Очевидно, что здесь на теоретическом уровне наметился и по существу начал осуществляться отход от главного и высшего идеала классического русского Средневековья —
Русская эстетическая мысль (и отчасти художественная практика) делает, таким образом, во второй половине XVII в. существенный поворот от средневековых эстетических идеалов (хотя внешне вроде бы и опирается на них) к новому пониманию искусства, уже сформировавшемуся в Западной Европе в периоды Возрождения и классицизма. В целом это понимание не соответствовало средневековому эстетическому сознанию, да и христианскому менталитету, хотя, возникнув еще в поздней античности, оно, как это ни парадоксально, на теоретическом уровне было активно поддержано патристикой и играло важнейшую роль в богословской полемике иконопочитателей с иконоборцами VIII-IX вв. в Византии. Однако художественная практика, более чутко реагирующая на духовные и культурные потребности времени, чем теория, не восприняла концепцию иллюзорно-натуралистического или идеализированно-реалистического изображения и развивалась совсем в ином направлении и в Византии, и в Древней Руси. Только в период острого кризиса средневекового мировоззрения, который в России пришелся на XVII в., эта концепция возобладала в русской эстетике, наполненная новым художественным опытом западноевропейского искусства XVI-XVII вв.
Ее сторонники, хорошо ощущая, хотя и не до конца понимая, что именно она и соответственно новая живопись отвечают новым потребностям времени, активно защищают ее, опираясь на традиционную средневековую аргументацию, и прежде всего на патриотическую теорию миметического изображения, которая и была полностью реализована в России, как верно понял Владимиров, только художниками круга Ушакова.
Напротив, «традиционалисты» — Аввакум, Плешкович и их сторонники — интуитивно почувствовали, что новая живопись способствует разрушению самих основ средневековой практической эстетики, а следовательно, и традиционного христианского мировоззрения, самой православной религиозности. Ясно сформулировать эти свои предчувствия они, естественно, не могли, что только добавляло энергии их стихийному и резкому протесту против новой эстетики и новой живописи.

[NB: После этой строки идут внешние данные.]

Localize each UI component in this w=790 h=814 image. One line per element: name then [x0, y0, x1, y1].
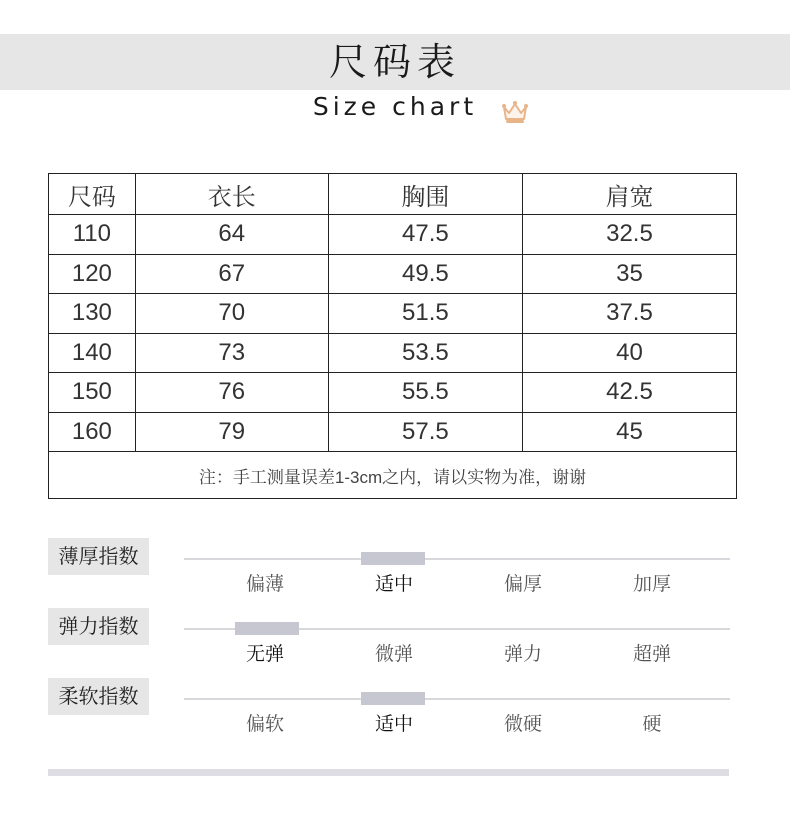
- elasticity-option: 微弹: [374, 643, 413, 665]
- softness-option: 微硬: [503, 713, 542, 735]
- cell-length: 73: [135, 333, 328, 373]
- cell-length: 79: [135, 412, 328, 452]
- size-table: [48, 173, 737, 499]
- cell-length: 76: [135, 373, 328, 413]
- cell-shoulder: 42.5: [522, 373, 736, 413]
- cell-chest: 57.5: [328, 412, 522, 452]
- cell-shoulder: 35: [522, 254, 736, 294]
- cell-shoulder: 45: [522, 412, 736, 452]
- cell-length: 70: [135, 294, 328, 334]
- elasticity-option-selected: 无弹: [245, 643, 284, 665]
- elasticity-index-label: 弹力指数: [48, 608, 149, 645]
- table-row: [49, 294, 737, 334]
- thickness-index-marker: [361, 552, 425, 565]
- elasticity-option: 弹力: [503, 643, 542, 665]
- cell-size: 120: [49, 254, 136, 294]
- cell-size: 110: [49, 215, 136, 255]
- thickness-index-track: [184, 558, 730, 560]
- measurement-note: 注：手工测量误差1-3cm之内，请以实物为准，谢谢: [49, 452, 737, 499]
- cell-size: 150: [49, 373, 136, 413]
- cell-chest: 49.5: [328, 254, 522, 294]
- thickness-option: 加厚: [632, 573, 671, 595]
- elasticity-index-marker: [235, 622, 299, 635]
- thickness-option-selected: 适中: [374, 573, 413, 595]
- thickness-option: 偏厚: [503, 573, 542, 595]
- header-length: 衣长: [135, 174, 328, 215]
- cell-size: 160: [49, 412, 136, 452]
- cell-chest: 47.5: [328, 215, 522, 255]
- note-row: [49, 452, 737, 499]
- footer-divider: [48, 769, 729, 776]
- cell-length: 67: [135, 254, 328, 294]
- softness-option: 偏软: [245, 713, 284, 735]
- table-row: [49, 412, 737, 452]
- table-row: [49, 333, 737, 373]
- page-subtitle: Size chart: [312, 92, 478, 121]
- cell-length: 64: [135, 215, 328, 255]
- table-header-row: [49, 174, 737, 215]
- cell-chest: 55.5: [328, 373, 522, 413]
- table-row: [49, 373, 737, 413]
- page-title: 尺码表: [328, 40, 461, 84]
- cell-shoulder: 40: [522, 333, 736, 373]
- table-row: [49, 215, 737, 255]
- crown-icon: [500, 96, 530, 126]
- table-row: [49, 254, 737, 294]
- thickness-option: 偏薄: [245, 573, 284, 595]
- cell-chest: 51.5: [328, 294, 522, 334]
- header-size: 尺码: [49, 174, 136, 215]
- cell-shoulder: 32.5: [522, 215, 736, 255]
- cell-chest: 53.5: [328, 333, 522, 373]
- elasticity-option: 超弹: [632, 643, 671, 665]
- cell-shoulder: 37.5: [522, 294, 736, 334]
- cell-size: 130: [49, 294, 136, 334]
- softness-index-label: 柔软指数: [48, 678, 149, 715]
- softness-option-selected: 适中: [374, 713, 413, 735]
- softness-index-track: [184, 698, 730, 700]
- softness-index-marker: [361, 692, 425, 705]
- header-shoulder: 肩宽: [522, 174, 736, 215]
- thickness-index-label: 薄厚指数: [48, 538, 149, 575]
- cell-size: 140: [49, 333, 136, 373]
- header-chest: 胸围: [328, 174, 522, 215]
- softness-option: 硬: [642, 713, 662, 735]
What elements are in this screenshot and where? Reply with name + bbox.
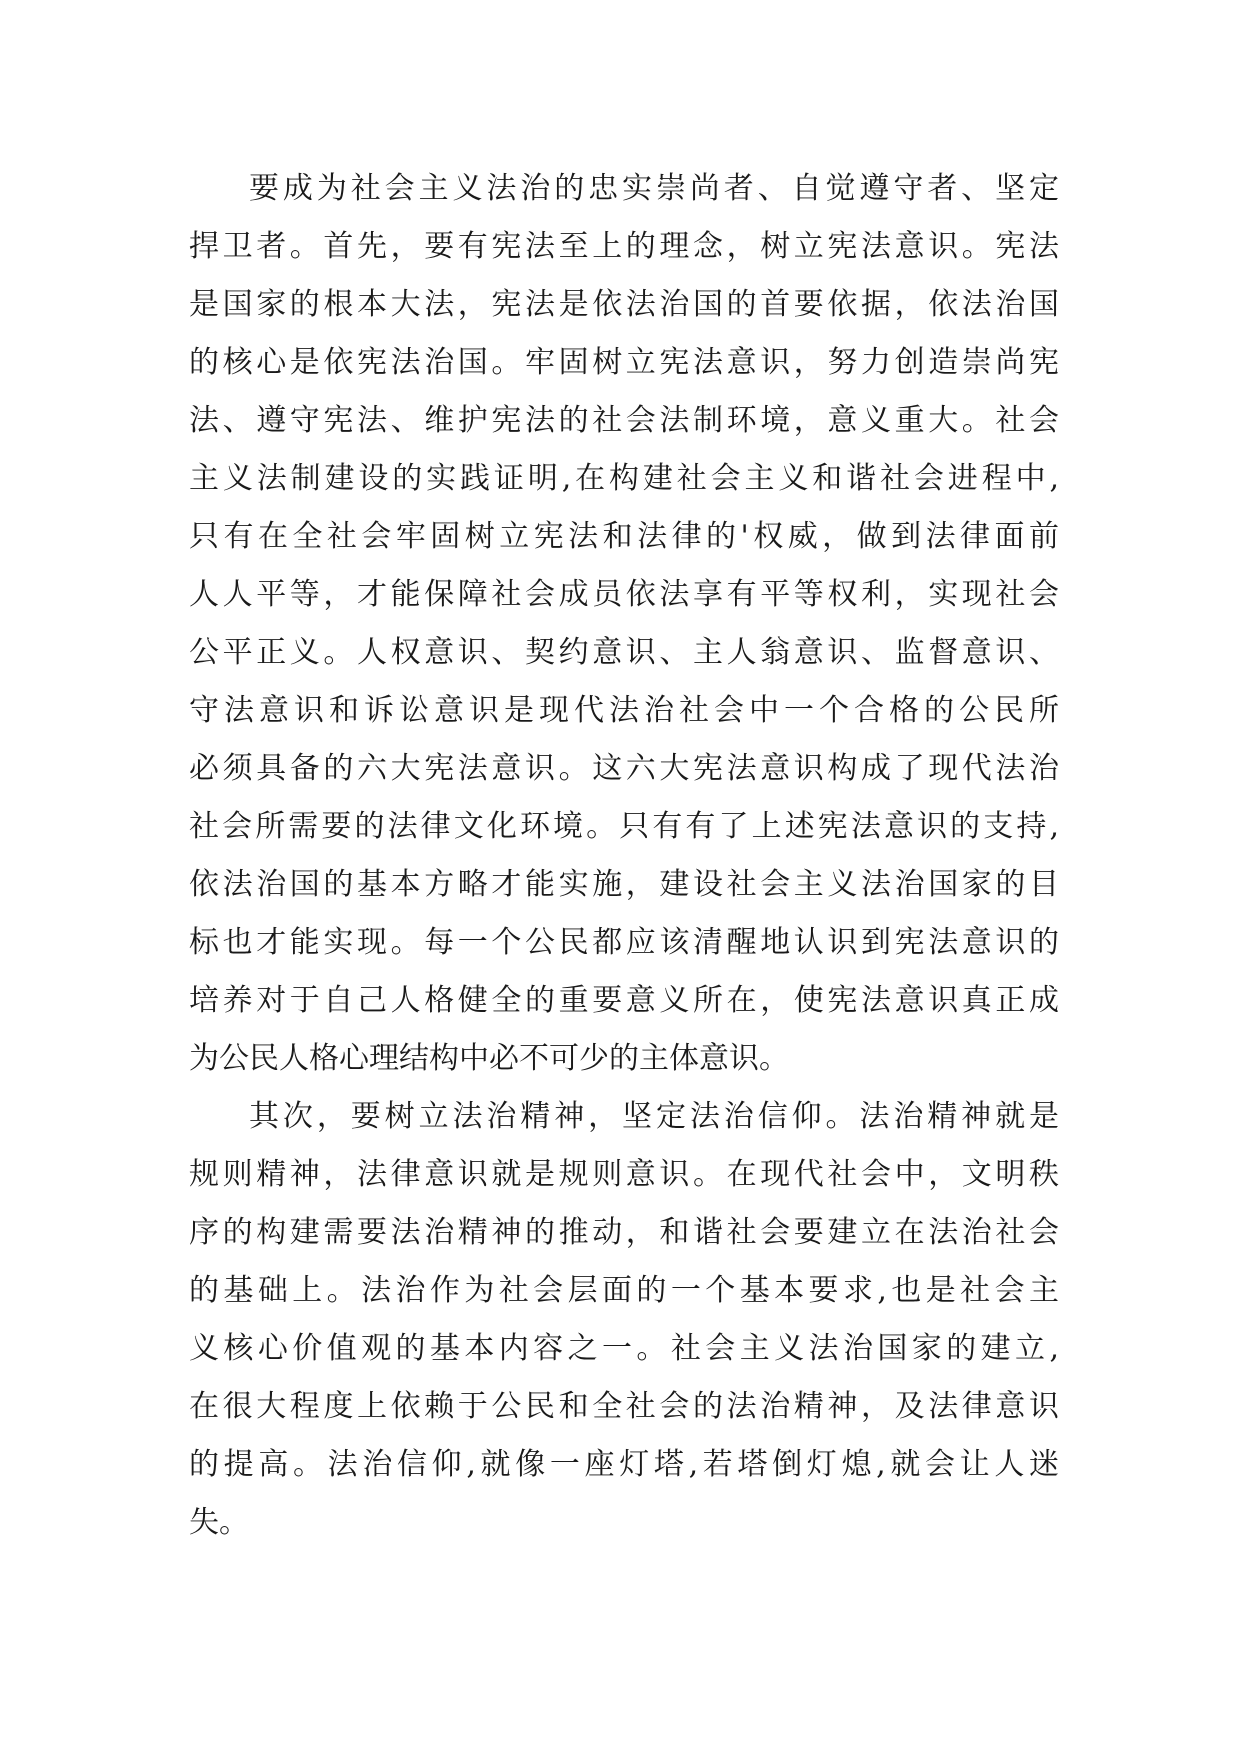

В культуре последней трети XVII в. наметилось и некоторое компромиссное направление в понимании живописи, представители которого пытались сгладить противоречия между крайностями позиций традиционалистов и новаторов. Их взгляды выразил Симеон Полоцкий в позднем трактате «Беседа о почитании икон святых»[806]
. Как человек западноевропейской ориентации, Симеон высоко ценил «живоподобные» изображения. Их восхвалению он посвятил многие строки в своем «Вертограде многоцветном», и в частности стихотворение «Живописание» — настоящий энкомий иллюзионистически-натуралистической живописи поздней античности, о которой он знал, естественно, только по словесным описаниям древних авторов.Однако, когда речь заходит о религиозных изображениях, Симеон не соглашается с новаторами в том, что они обязательно должны быть «совершенно живоподобны... первообразным»[807]
, особенно когда дело касается образов Христа. Полоцкий резонно замечает, что «вси образы Спасовы не суть ему совершенно подобии» и, если следовать логике сторонников полного «живоподобия», их все подобает «пометати». А это уже настоящее иконоборчество. Для культовых целей, полагает он, важно лишь, чтобы «человечество Христово» и его божественные действия были изображены «по чину» и удостоверены надписью «имене Христова» — и «несть нужда конечная живоподобия». «Хвалю, блажу живоподобие» там, пишет Симеон, где его можно добиться. Но кто из современных живописцев видел живого Христа или оригиналы его нерукотворных образов? Да и много ли вообще найдется искусных живописцев? Поэтому он считает возможным почитать образы, начертанные «не суть по изяществу совершенному художества живописцев», но лишь соответствующие «чину церковному»[808]. Более того, даже и плохо написанные иконы не следует бесчестить, но «точию злохудожество обхудити подобает».